When CNS reporter Penny Starr isn't writing biased articles about abortion and gays, she's apparently wandering through museum exhibits in Washington ready to pounce on anything that's not conservatively correct. In March, Starr was offended that a Smithsonian exhibit on human origins lacked "references to God, creationism, or pre-natal existence"; even worse,the exhibit "says fossils 'provide evidence that modern humans evolved from earlier humans.'"
In a June 14 CNS article, Starr complains: "A new exhibit at the Library of Congress is dedicated to the memory of entertainer Bob Hope, but it focuses more on politics than it does on the legacy of a movie star who used his talents to support the U.S. military around the world."

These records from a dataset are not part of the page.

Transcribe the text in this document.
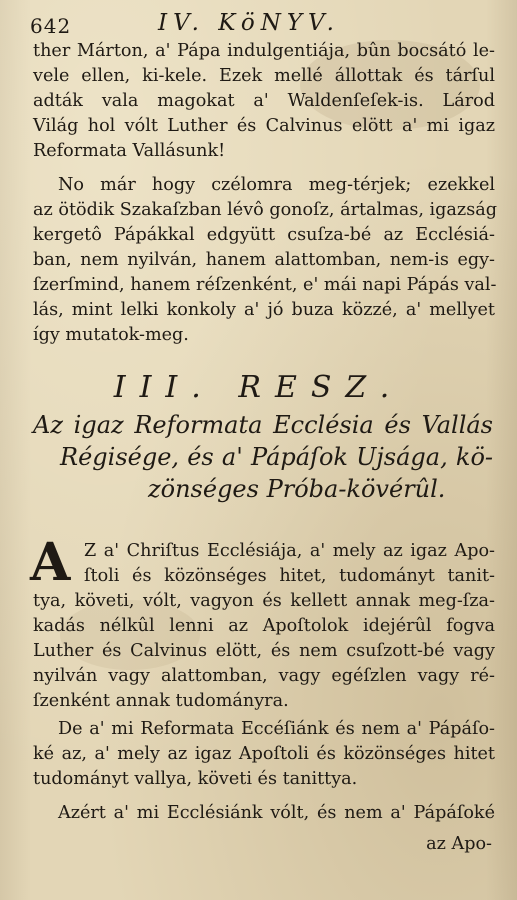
642	IV. KöNYV.
ther Márton, a' Pápa indulgentiája, bûn bocsátó le-
vele ellen, ki-kele. Ezek mellé állottak és tárſul
adták vala magokat a' Waldenſeſek-is. Lárod
Világ hol vólt Luther és Calvinus elött a' mi igaz
Reformata Vallásunk!
No már hogy czélomra meg-térjek; ezekkel
az ötödik Szakaſzban lévô gonoſz, ártalmas, igazság
kergetô Pápákkal edgyütt csuſza-bé az Ecclésiá-
ban, nem nyilván, hanem alattomban, nem-is egy-
ſzerſmind, hanem réſzenként, e' mái napi Pápás val-
lás, mint lelki konkoly a' jó buza közzé, a' mellyet
így mutatok-meg.
III. RESZ.
Az igaz Reformata Ecclésia és Vallás
Régisége, és a' Pápáſok Ujsága, kö-
zönséges Próba-kövérûl.
A Z a' Chriſtus Ecclésiája, a' mely az igaz Apo-
ſtoli és közönséges hitet, tudományt tanit-
tya, követi, vólt, vagyon és kellett annak meg-ſza-
kadás nélkûl lenni az Apoſtolok idejérûl fogva
Luther és Calvinus elött, és nem csuſzott-bé vagy
nyilván vagy alattomban, vagy egéſzlen vagy ré-
ſzenként annak tudományra.
De a' mi Reformata Eccéſiánk és nem a' Pápáſo-
ké az, a' mely az igaz Apoſtoli és közönséges hitet
tudományt vallya, követi és tanittya.
Azért a' mi Ecclésiánk vólt, és nem a' Pápáſoké
az Apo-
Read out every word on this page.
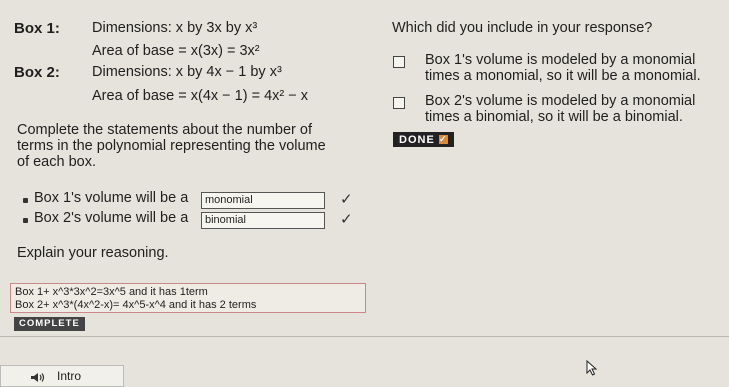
Box 1: Dimensions: x by 3x by x³
Area of base = x(3x) = 3x²
Box 2: Dimensions: x by 4x − 1 by x³
Area of base = x(4x − 1) = 4x² − x
Complete the statements about the number of
terms in the polynomial representing the volume
of each box.
Box 1's volume will be a	monomial	✓
Box 2's volume will be a	binomial	✓
Explain your reasoning.
Box 1+ x^3*3x^2=3x^5 and it has 1term
Box 2+ x^3*(4x^2-x)= 4x^5-x^4 and it has 2 terms
COMPLETE
Which did you include in your response?
Box 1's volume is modeled by a monomial
times a monomial, so it will be a monomial.
Box 2's volume is modeled by a monomial
times a binomial, so it will be a binomial.
DONE ✓
Intro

But reading further into Starr's article, it's clear that the exhibit, "Hope for America: Performers, Politics and Pop Culture," is not solely about Hope but about the intersection of politics and entertainment. Starr can't quite deny that Hope was one of the pioneers of topical humor that took jabs at politicians, yet she complains that "the overall theme of the exhibit highlights political protest and activism – something that, by all accounts, Hope avoided even as he became a regular at the White House over the course of 11 U.S. presidencies."
Later in the article, Starr is forced to concede that Hope's family approved of the exhibit and that it also includes conservatives such as Lee Greenwood, Pat Boone and Sonny Bono. Starr also conceded that Hope himself became actively political in the Vietnam years.
So, all in all, Starr's attempt to invent a controversy has failed miserably. Then again, it does keep her from writing more hopelessly biased articles about abortion and gays.